Ken, even more so than Don, has every excuse to feel like he wants a little artificial zip added to his life, seeing as, you know, he almost dies in the first minute of the episode. Turns out, the boys over at Chevy really like using their own products when painting the town red, as an unreleased action scene from the game Aaron Staton starred in smash cuts to a frustrated meeting among the CGCSCDP (still no new name) higher-ups, who berate Ken for not convincing Chevy to commit to a campaign the moment he hobbles through the door. Ken is among the few genuinely likeable employees at the agency, so being destroyed by it seems well in line with Mad Men’s general attitude towards earnest optimism and general decency in corporate America (which is a huge reason why it’s so easy to be distrustful of Bob Benson. Speaking of, where was he tonight?).
But at least Ken will always have his backup career as a tap-dancer, in case the whole Chevy thing doesn’t workout.
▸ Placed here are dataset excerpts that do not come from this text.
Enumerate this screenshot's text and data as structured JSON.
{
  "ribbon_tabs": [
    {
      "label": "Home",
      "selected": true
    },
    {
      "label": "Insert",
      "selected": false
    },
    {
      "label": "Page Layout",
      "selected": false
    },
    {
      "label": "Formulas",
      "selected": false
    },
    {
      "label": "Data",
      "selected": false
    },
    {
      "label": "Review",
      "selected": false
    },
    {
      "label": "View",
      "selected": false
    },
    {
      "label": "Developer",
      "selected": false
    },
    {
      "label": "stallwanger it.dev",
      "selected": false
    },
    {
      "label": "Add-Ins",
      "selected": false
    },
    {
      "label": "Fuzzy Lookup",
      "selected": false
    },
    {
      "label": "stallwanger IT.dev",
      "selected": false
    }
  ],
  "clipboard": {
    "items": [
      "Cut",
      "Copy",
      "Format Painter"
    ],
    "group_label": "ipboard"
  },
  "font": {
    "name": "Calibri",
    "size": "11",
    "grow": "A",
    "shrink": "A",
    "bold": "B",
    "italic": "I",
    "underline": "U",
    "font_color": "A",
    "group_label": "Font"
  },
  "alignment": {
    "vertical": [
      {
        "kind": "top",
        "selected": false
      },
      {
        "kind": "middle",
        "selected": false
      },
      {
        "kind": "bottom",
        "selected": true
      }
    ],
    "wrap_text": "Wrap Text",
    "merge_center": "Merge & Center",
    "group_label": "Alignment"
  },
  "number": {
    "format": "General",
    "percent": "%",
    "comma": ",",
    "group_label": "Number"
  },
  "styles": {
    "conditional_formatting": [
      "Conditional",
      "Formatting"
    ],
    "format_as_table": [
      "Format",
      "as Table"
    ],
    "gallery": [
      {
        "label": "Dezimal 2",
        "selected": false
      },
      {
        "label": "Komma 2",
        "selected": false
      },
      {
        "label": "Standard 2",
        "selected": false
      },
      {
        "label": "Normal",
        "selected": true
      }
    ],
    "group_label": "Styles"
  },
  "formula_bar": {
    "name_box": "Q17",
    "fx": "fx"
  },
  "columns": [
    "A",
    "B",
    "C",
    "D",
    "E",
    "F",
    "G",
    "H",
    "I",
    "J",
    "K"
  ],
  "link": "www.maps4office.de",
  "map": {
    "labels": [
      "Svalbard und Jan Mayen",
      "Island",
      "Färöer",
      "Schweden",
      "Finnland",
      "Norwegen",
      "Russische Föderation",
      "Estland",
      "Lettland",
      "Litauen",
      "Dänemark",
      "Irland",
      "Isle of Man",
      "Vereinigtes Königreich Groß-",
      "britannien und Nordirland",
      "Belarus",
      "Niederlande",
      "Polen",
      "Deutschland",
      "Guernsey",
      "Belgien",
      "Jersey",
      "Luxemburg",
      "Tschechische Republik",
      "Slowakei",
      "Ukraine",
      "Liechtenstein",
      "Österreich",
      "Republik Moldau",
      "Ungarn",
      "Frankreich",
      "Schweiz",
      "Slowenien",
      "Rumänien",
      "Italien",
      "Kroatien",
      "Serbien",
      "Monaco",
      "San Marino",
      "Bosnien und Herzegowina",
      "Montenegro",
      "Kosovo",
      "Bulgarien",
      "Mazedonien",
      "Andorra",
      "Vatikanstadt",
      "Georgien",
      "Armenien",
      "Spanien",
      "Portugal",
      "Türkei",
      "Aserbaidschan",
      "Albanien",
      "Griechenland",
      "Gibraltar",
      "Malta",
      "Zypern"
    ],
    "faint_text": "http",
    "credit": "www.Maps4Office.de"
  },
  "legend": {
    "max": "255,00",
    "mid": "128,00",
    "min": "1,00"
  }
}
Oh, you didn’t know Ken could bust out some Gene Kelly moves even while relying on a cane? Well, neither did Don, or Peggy, or anyone really, until Matt Weiner thought, “f*ck it, let’s put on a show.” And, boy, do they ever, as the Ken Cosgrove dance line of one adds some Old Hollywood showmanship to a shouting match that would probably get him fired any day his boss wasn’t also hopped up on proto-energy drink. “It’s my job, to be their toy,” Ken lays out for Don, as his little routine is warming up, before launching into a laundry list of humiliations he has to suffer as an accounts man, all while his feet light the linoleum on fire.